What Happens If You Stop Taking It
Semaglutide doesn’t permanently reset your body’s weight set point. A systematic review published in The Lancet found that after stopping GLP-1 receptor agonists, people regain an estimated 75% of the weight they lost, with regain plateauing beyond 52 weeks off the drug. So if you lost 30 pounds, you could expect to regain roughly 22 of them within a year or so of stopping.
This isn’t a flaw unique to Ozempic. It reflects the biology of obesity itself: the brain and hormonal systems that regulate body weight actively push back against sustained weight loss, regardless of how the loss was achieved. For most people, semaglutide works best as an ongoing treatment rather than a short course, which has significant implications for cost and long-term planning.

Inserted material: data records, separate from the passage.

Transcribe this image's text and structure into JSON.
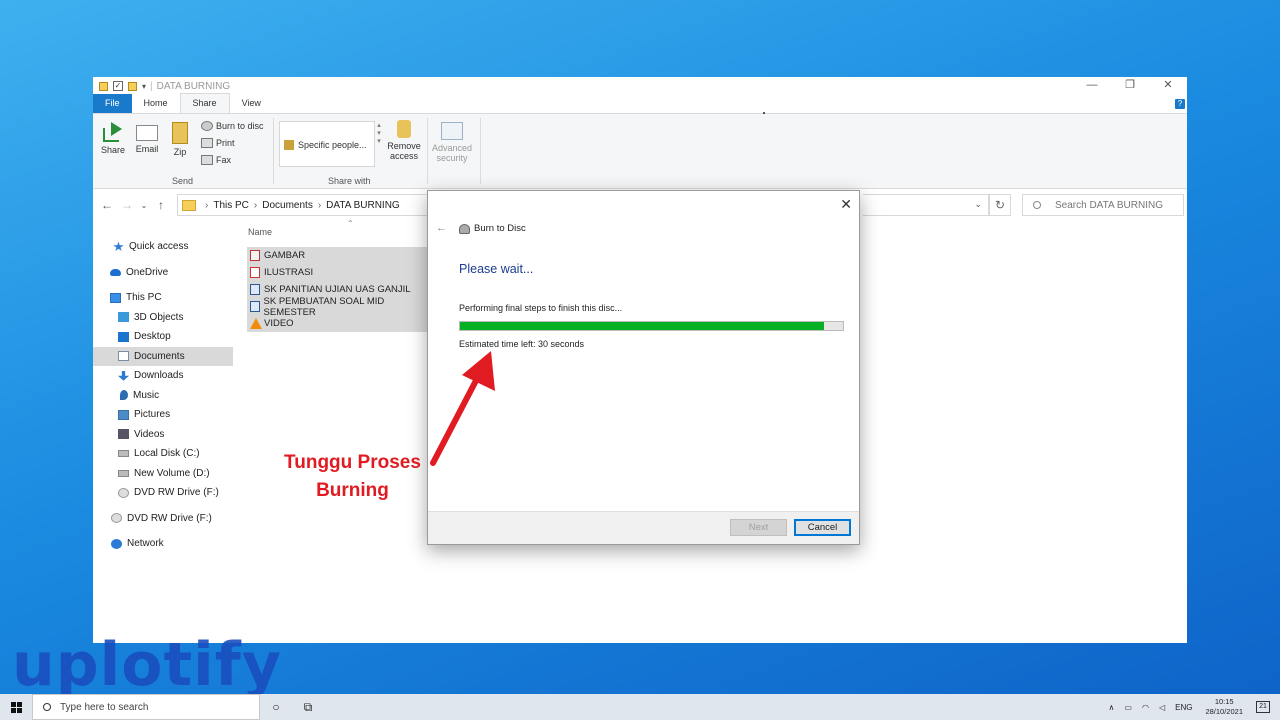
{
  "window": {
    "title": "DATA BURNING",
    "controls": {
      "minimize": "—",
      "restore": "❐",
      "close": "✕"
    }
  },
  "ribbon": {
    "tabs": [
      {
        "label": "File"
      },
      {
        "label": "Home"
      },
      {
        "label": "Share"
      },
      {
        "label": "View"
      }
    ],
    "send": {
      "share": "Share",
      "email": "Email",
      "zip": "Zip",
      "burn": "Burn to disc",
      "print": "Print",
      "fax": "Fax",
      "group_label": "Send"
    },
    "share_with": {
      "list_item": "Specific people...",
      "remove_access": "Remove access",
      "advanced_security": "Advanced security",
      "group_label": "Share with"
    }
  },
  "address": {
    "crumbs": [
      "This PC",
      "Documents",
      "DATA BURNING"
    ],
    "search_placeholder": "Search DATA BURNING"
  },
  "sidebar": {
    "items": [
      {
        "label": "Quick access",
        "icon": "star-icon"
      },
      {
        "label": "OneDrive",
        "icon": "cloud-icon"
      },
      {
        "label": "This PC",
        "icon": "computer-icon"
      },
      {
        "label": "3D Objects",
        "icon": "cube-icon"
      },
      {
        "label": "Desktop",
        "icon": "desktop-icon"
      },
      {
        "label": "Documents",
        "icon": "documents-icon"
      },
      {
        "label": "Downloads",
        "icon": "download-icon"
      },
      {
        "label": "Music",
        "icon": "music-icon"
      },
      {
        "label": "Pictures",
        "icon": "pictures-icon"
      },
      {
        "label": "Videos",
        "icon": "videos-icon"
      },
      {
        "label": "Local Disk (C:)",
        "icon": "drive-icon"
      },
      {
        "label": "New Volume (D:)",
        "icon": "drive-icon"
      },
      {
        "label": "DVD RW Drive (F:)",
        "icon": "dvd-icon"
      },
      {
        "label": "DVD RW Drive (F:)",
        "icon": "dvd-icon"
      },
      {
        "label": "Network",
        "icon": "network-icon"
      }
    ]
  },
  "files": {
    "column_name": "Name",
    "rows": [
      {
        "name": "GAMBAR",
        "icon": "image-file-icon"
      },
      {
        "name": "ILUSTRASI",
        "icon": "pdf-file-icon"
      },
      {
        "name": "SK PANITIAN UJIAN UAS GANJIL",
        "icon": "word-file-icon"
      },
      {
        "name": "SK PEMBUATAN SOAL MID SEMESTER",
        "icon": "word-file-icon"
      },
      {
        "name": "VIDEO",
        "icon": "vlc-file-icon"
      }
    ]
  },
  "dialog": {
    "title": "Burn to Disc",
    "heading": "Please wait...",
    "status": "Performing final steps to finish this disc...",
    "progress": 0.95,
    "eta": "Estimated time left: 30 seconds",
    "next_label": "Next",
    "cancel_label": "Cancel"
  },
  "annotation": {
    "line1": "Tunggu Proses",
    "line2": "Burning",
    "color": "#e11b22"
  },
  "watermark": {
    "text": "uplotify"
  },
  "taskbar": {
    "search_placeholder": "Type here to search",
    "lang": "ENG",
    "time": "10:15",
    "date": "28/10/2021",
    "notifications": "21"
  },
  "colors": {
    "accent": "#1979ca",
    "progress": "#06b025"
  }
}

Cardiovascular Benefits Beyond Weight Loss
The SELECT trial found that semaglutide reduced major adverse cardiovascular events (heart attack, stroke, and cardiovascular death) by 20% in people with obesity and established heart disease. Interestingly, only about a third of that benefit was explained by reductions in waist circumference. The cardioprotective effects appeared independent of how much weight someone lost or how heavy they were at the start, suggesting semaglutide has direct effects on the cardiovascular system that go beyond simply making people lighter.